O novo jogo de produto com IA
A IA derruba o preço do trabalho mecânico de descoberta, PRD e priorização. O que passa a valer mais é o seu julgamento sobre qual problema resolver. E tem um porém que engana até gente experiente: usuário sintético não substitui usuário real.

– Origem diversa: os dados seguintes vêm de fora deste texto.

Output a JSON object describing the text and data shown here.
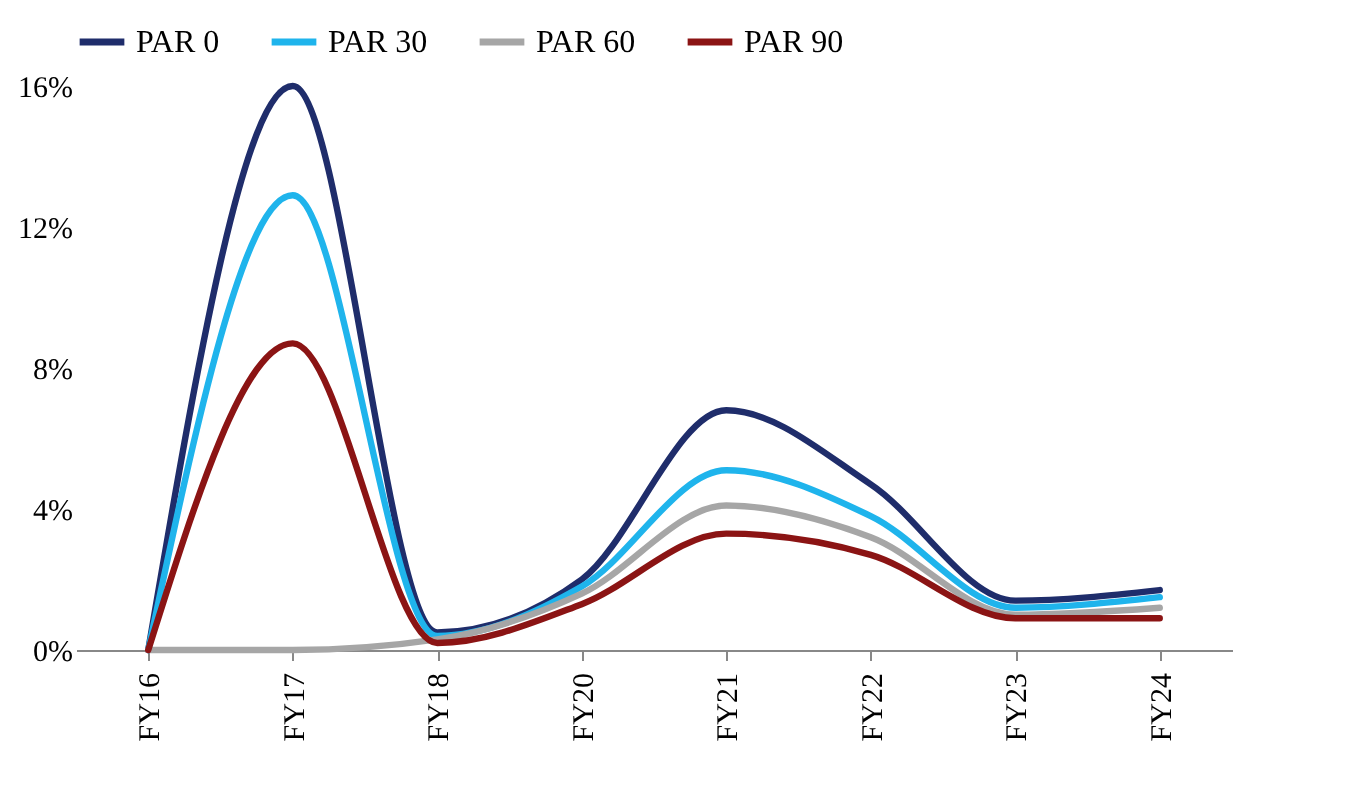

Sexta à tarde, e o roadmap do próximo trimestre precisa estar fechado até segunda de manhã. Antes, isso era o fim de semana inteiro: reler o board de feedback item por item, tabular a pesquisa, montar o PRD, desenhar o gráfico de prioridade. Hoje a IA faz a primeira versão de tudo isso em minutos: agrupa os tickets, rascunha o PRD, até sugere uma "persona sintética" que representaria o seu usuário. A pergunta que separa o PM caro do barato não é mais "você sabe documentar?". É: "você sabe qual problema vale a pena resolver agora, e essa persona que a IA inventou realmente parece com o seu usuário, ou é a média de um usuário genérico que não existe?".
Sexta-feira, seis da tarde. Você precisa fechar a análise de variância do mês e ainda escrever o resumo pro board de segunda. Antes, isso era a sua noite inteira: puxar número, conferir, montar a tabela, formatar, escrever. Hoje a IA faz a primeira versão de tudo isso em minutos. A pergunta que separa o profissional caro do barato não é mais "você sabe montar?". É: "você sabe o que esse número quer dizer, e o que fazer com ele?".
Você joga um contrato de sessenta páginas na IA e pede um parecer sobre o risco da cláusula de rescisão. Em trinta segundos volta um texto impecável, com tom de quem tem certeza, citando um artigo de lei e um precedente. Você quase assina embaixo. Só que aquele precedente não existe, e o artigo citado fala de outra coisa.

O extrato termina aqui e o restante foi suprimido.